Big Data Statistical Analysis
Course Syllabus
Course Title: Big Data Statistical Analysis
Instructor: Sewon Park
Email: swpark0413@sookmyung.ac.kr
Semester: Spring 2026
Class Time & Location: Monday & Wednesday, 10:00–11:50, Room B116, Changhak B
Office Hours: Wednesday 13:00–14:00 or by appointment
Course Description
This course introduces fundamental tools and methodologies for big data collection and processing. Building on prior knowledge of Python and statistics, students will learn practical data workflows using shell scripting, SQL, and distributed computing frameworks such as Apache Spark. Emphasis is placed on real-world applications including web crawling, text preprocessing, large-scale data analysis, and machine learning.
Learning Objectives
By the end of this course, students will be able to:
- Independently collect and analyze large-scale data for their own research questions.
- Communicate effectively with database professionals as a peer analyst.
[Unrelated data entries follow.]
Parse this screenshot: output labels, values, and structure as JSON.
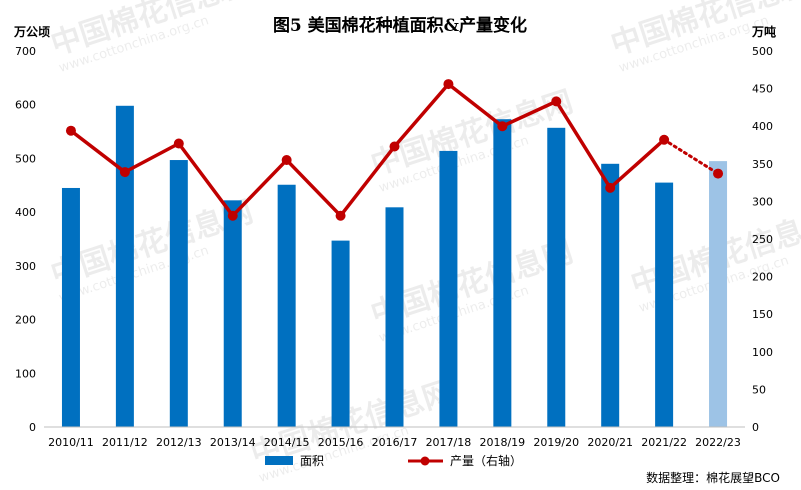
{
  "chart_data": {
    "type": "bar",
    "title": "图5  美国棉花种植面积&产量变化",
    "ylabel_left": "万公顷",
    "ylabel_right": "万吨",
    "ylim_left": [
      0,
      700
    ],
    "ylim_right": [
      0,
      500
    ],
    "yticks_left": [
      "0",
      "100",
      "200",
      "300",
      "400",
      "500",
      "600",
      "700"
    ],
    "yticks_right": [
      "0",
      "50",
      "100",
      "150",
      "200",
      "250",
      "300",
      "350",
      "400",
      "450",
      "500"
    ],
    "categories": [
      "2010/11",
      "2011/12",
      "2012/13",
      "2013/14",
      "2014/15",
      "2015/16",
      "2016/17",
      "2017/18",
      "2018/19",
      "2019/20",
      "2020/21",
      "2021/22",
      "2022/23"
    ],
    "series": [
      {
        "name": "面积",
        "type": "bar",
        "axis": "left",
        "values": [
          445,
          598,
          497,
          422,
          451,
          347,
          409,
          514,
          573,
          557,
          490,
          455,
          495
        ],
        "colors": [
          "#0070c0",
          "#0070c0",
          "#0070c0",
          "#0070c0",
          "#0070c0",
          "#0070c0",
          "#0070c0",
          "#0070c0",
          "#0070c0",
          "#0070c0",
          "#0070c0",
          "#0070c0",
          "#9dc3e6"
        ]
      },
      {
        "name": "产量（右轴）",
        "type": "line",
        "axis": "right",
        "values": [
          394,
          339,
          377,
          281,
          355,
          281,
          373,
          456,
          400,
          433,
          318,
          382,
          337
        ],
        "color": "#c00000",
        "dashed_last_segment": true
      }
    ],
    "legend_position": "bottom",
    "grid": false,
    "source": "数据整理：棉花展望BCO"
  },
  "watermark": {
    "text": "中国棉花信息网",
    "url": "www.cottonchina.org.cn"
  }
}
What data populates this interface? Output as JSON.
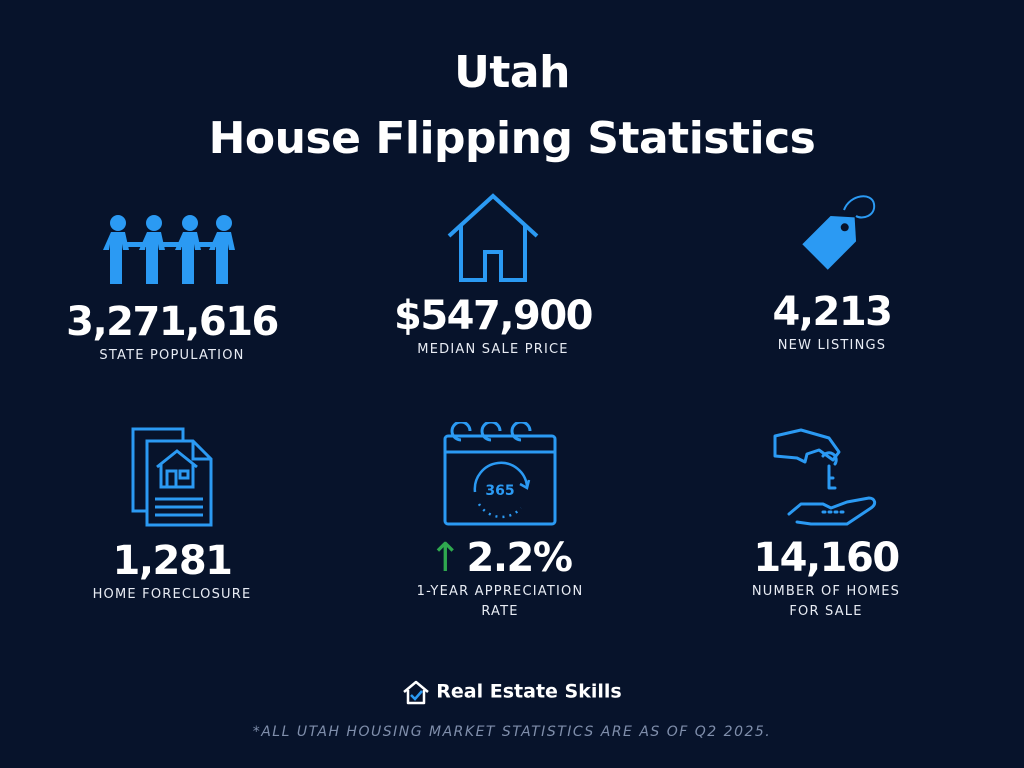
{
  "header": {
    "line1": "Utah",
    "line2": "House Flipping Statistics"
  },
  "accent_color": "#2b9af3",
  "stats": [
    {
      "value": "3,271,616",
      "label": "STATE POPULATION",
      "icon": "people-chain-icon"
    },
    {
      "value": "$547,900",
      "label": "MEDIAN SALE PRICE",
      "icon": "house-outline-icon"
    },
    {
      "value": "4,213",
      "label": "NEW LISTINGS",
      "icon": "price-tag-icon"
    },
    {
      "value": "1,281",
      "label": "HOME FORECLOSURE",
      "icon": "house-document-icon"
    },
    {
      "value": "2.2%",
      "label_line1": "1-YEAR APPRECIATION",
      "label_line2": "RATE",
      "trend_arrow": "↑",
      "icon": "calendar-365-icon"
    },
    {
      "value": "14,160",
      "label_line1": "NUMBER OF HOMES",
      "label_line2": "FOR SALE",
      "icon": "hand-key-icon"
    }
  ],
  "brand": {
    "name": "Real Estate Skills"
  },
  "footnote": "*ALL UTAH HOUSING MARKET STATISTICS ARE AS OF Q2 2025."
}
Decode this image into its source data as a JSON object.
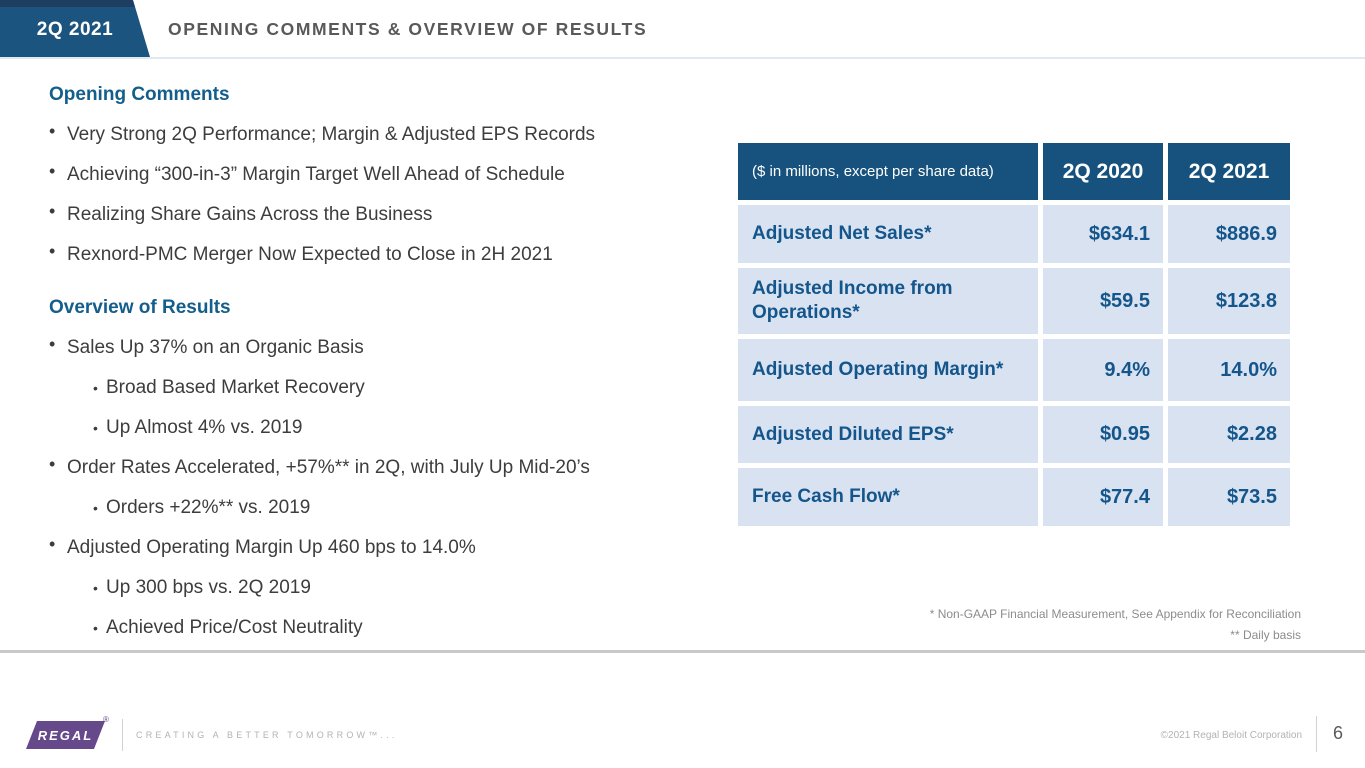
{
  "slide": {
    "header": {
      "badge_label": "2Q 2021",
      "title": "OPENING COMMENTS & OVERVIEW OF RESULTS"
    },
    "bullet_glyph": "•",
    "sections": [
      {
        "heading": "Opening Comments",
        "items": [
          {
            "level": 1,
            "text": "Very Strong 2Q Performance; Margin & Adjusted EPS Records"
          },
          {
            "level": 1,
            "text": "Achieving “300-in-3” Margin Target Well Ahead of Schedule"
          },
          {
            "level": 1,
            "text": "Realizing Share Gains Across the Business"
          },
          {
            "level": 1,
            "text": "Rexnord-PMC Merger Now Expected to Close in 2H 2021"
          }
        ]
      },
      {
        "heading": "Overview of Results",
        "items": [
          {
            "level": 1,
            "text": "Sales Up 37% on an Organic Basis"
          },
          {
            "level": 2,
            "text": "Broad Based Market Recovery"
          },
          {
            "level": 2,
            "text": "Up Almost 4% vs. 2019"
          },
          {
            "level": 1,
            "text": "Order Rates Accelerated, +57%** in 2Q, with July Up Mid-20’s"
          },
          {
            "level": 2,
            "text": "Orders +22%** vs. 2019"
          },
          {
            "level": 1,
            "text": "Adjusted Operating Margin Up 460 bps to 14.0%"
          },
          {
            "level": 2,
            "text": "Up 300 bps vs. 2Q 2019"
          },
          {
            "level": 2,
            "text": "Achieved Price/Cost Neutrality"
          }
        ]
      }
    ],
    "table": {
      "header": {
        "label": "($ in millions, except per share data)",
        "col_2020": "2Q 2020",
        "col_2021": "2Q 2021"
      },
      "rows": [
        {
          "label": "Adjusted Net Sales*",
          "q2_2020": "$634.1",
          "q2_2021": "$886.9"
        },
        {
          "label": "Adjusted Income from Operations*",
          "q2_2020": "$59.5",
          "q2_2021": "$123.8"
        },
        {
          "label": "Adjusted Operating Margin*",
          "q2_2020": "9.4%",
          "q2_2021": "14.0%"
        },
        {
          "label": "Adjusted Diluted EPS*",
          "q2_2020": "$0.95",
          "q2_2021": "$2.28"
        },
        {
          "label": "Free Cash Flow*",
          "q2_2020": "$77.4",
          "q2_2021": "$73.5"
        }
      ]
    },
    "footnotes": {
      "note1": "* Non-GAAP Financial Measurement, See Appendix for Reconciliation",
      "note2": "** Daily basis"
    },
    "footer": {
      "logo_text": "REGAL",
      "registered_mark": "®",
      "tagline": "CREATING A BETTER TOMORROW™...",
      "copyright": "©2021 Regal Beloit Corporation",
      "page_number": "6"
    },
    "colors": {
      "badge_blue": "#1b547f",
      "badge_top_navy": "#1d3e60",
      "table_header_blue": "#16527d",
      "table_row_blue": "#d9e2f0",
      "table_text_blue": "#14568c",
      "heading_blue": "#135e8c",
      "body_text_gray": "#3d3d3d",
      "title_gray": "#595959",
      "footnote_gray": "#8c8c8c",
      "logo_purple": "#66498a",
      "divider_gray": "#c9c9c9"
    }
  }
}
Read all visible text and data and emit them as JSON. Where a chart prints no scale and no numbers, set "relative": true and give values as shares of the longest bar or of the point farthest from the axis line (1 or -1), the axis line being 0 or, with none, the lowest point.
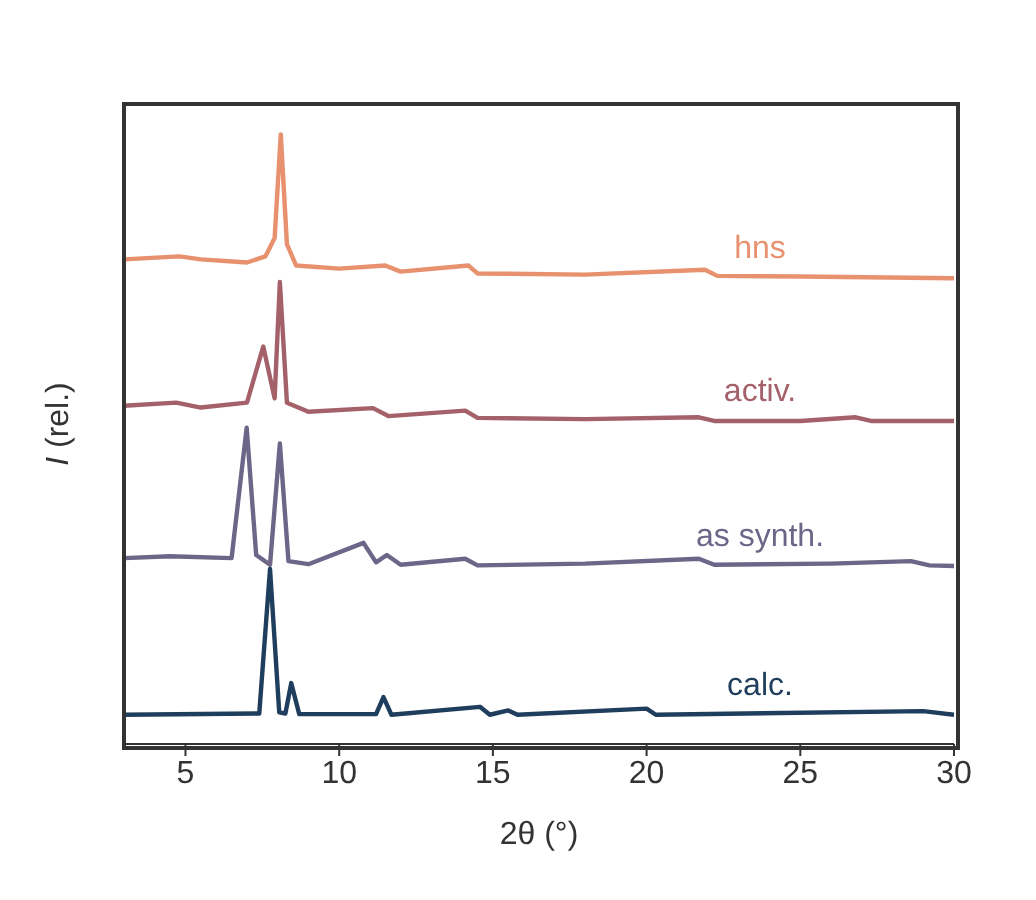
{
  "chart_data": {
    "type": "line",
    "xlabel": "2θ (°)",
    "ylabel": "I (rel.)",
    "relative": true,
    "xlim": [
      3,
      30
    ],
    "xticks": [
      5,
      10,
      15,
      20,
      25,
      30
    ],
    "legend": false,
    "marker": "none",
    "line_style": "solid",
    "series": [
      {
        "name": "hns",
        "color": "#e8916e",
        "x": [
          3,
          4.8,
          5.5,
          7,
          7.6,
          7.9,
          8.1,
          8.3,
          8.6,
          10,
          11.5,
          12,
          14.2,
          14.5,
          18,
          21.9,
          22.3,
          25,
          30
        ],
        "values": [
          0.795,
          0.8,
          0.795,
          0.79,
          0.8,
          0.83,
          1,
          0.82,
          0.785,
          0.78,
          0.785,
          0.775,
          0.785,
          0.772,
          0.77,
          0.778,
          0.768,
          0.767,
          0.764
        ]
      },
      {
        "name": "activ.",
        "color": "#a5616a",
        "x": [
          3,
          4.7,
          5.5,
          7,
          7.53,
          7.9,
          8.07,
          8.3,
          9,
          11.1,
          11.6,
          14.1,
          14.5,
          18,
          21.7,
          22.2,
          25,
          26.8,
          27.3,
          30
        ],
        "values": [
          0.555,
          0.56,
          0.552,
          0.56,
          0.652,
          0.567,
          0.758,
          0.56,
          0.545,
          0.551,
          0.538,
          0.547,
          0.535,
          0.533,
          0.536,
          0.53,
          0.53,
          0.536,
          0.53,
          0.53
        ]
      },
      {
        "name": "as synth.",
        "color": "#6e6688",
        "x": [
          3,
          4.5,
          6.5,
          6.99,
          7.3,
          7.75,
          8.07,
          8.35,
          9,
          10.79,
          11.2,
          11.55,
          12,
          14.1,
          14.5,
          18,
          21.7,
          22.2,
          26,
          28.6,
          29.2,
          30
        ],
        "values": [
          0.305,
          0.308,
          0.305,
          0.519,
          0.31,
          0.294,
          0.493,
          0.3,
          0.295,
          0.33,
          0.298,
          0.31,
          0.294,
          0.304,
          0.293,
          0.296,
          0.304,
          0.294,
          0.296,
          0.3,
          0.293,
          0.292
        ]
      },
      {
        "name": "calc.",
        "color": "#1f3d5c",
        "x": [
          3,
          7.4,
          7.75,
          8.05,
          8.25,
          8.44,
          8.7,
          11.2,
          11.44,
          11.7,
          14.58,
          14.9,
          15.5,
          15.8,
          20,
          20.3,
          29,
          30
        ],
        "values": [
          0.048,
          0.05,
          0.287,
          0.052,
          0.05,
          0.1,
          0.049,
          0.049,
          0.077,
          0.048,
          0.061,
          0.048,
          0.055,
          0.048,
          0.058,
          0.048,
          0.054,
          0.048
        ]
      }
    ]
  }
}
- Build data analysis environments using Python and Linux.
- Perform data preprocessing and exploratory data analysis (EDA).
- Use SQL databases for structured data manipulation.
- Conduct distributed data processing using Apache Spark.
- Apply machine learning techniques to large-scale datasets.
- Understand parallel and GPU-based computation concepts.
Prerequisites
Students are expected to have:
- Prior coursework in statistics (e.g., regression analysis, multivariate analysis)
- Basic Python programming skills
Course Materials
Textbook
- No required textbook. Lecture notes will be provided.
References
- Jules Damji et al. (translated by Jong-young Park & Seong-su Lee), Learning Spark, 2nd ed., Jpub, 2022
Grading Policy
| Component | Times | Percentage |
|---|---|---|
| Attendance | — | 10% |
| Assignments | 7 | 35% |
| Project 1 | 1 | 10% |
| Project 2 | 1 | 10% |
| Final Project | 1 | 35% |
Weekly Schedule
| Week | Topic |
|---|---|
| 1 | Orientation |
| 2 | Python & Linux Environment Setup; Understanding Linux/Unix |
| 3 | Shell Scripting; NumPy & Pandas Basics |
| 4 | Web Data Collection: Static & Dynamic HTML Crawling |
| 5 | Open API Data Collection; Text Preprocessing & Regular Expressions |
| 6 | MySQL Fundamentals |
| 7 | MySQL Advanced: Table Joins |
| 8 | Spark Fundamentals: Installation, Environment Setup, Data I/O |
| 9 | Spark SQL: DataFrames & Distributed Queries |
| 10 | Spark Analysis: Preprocessing, EDA & Visualization |
| 11 | Spark Machine Learning: Supervised/Unsupervised & Evaluation |
| 12 | Spark NLP & Text Analytics |
| 13 | Kafka: Installation, Environment Setup & Structured Streaming |
| 14 | PyTorch Basics; CPU vs GPU; Parallel Processing |
| 15 | WandB & DeepSpeed Introduction; Final Project Evaluation |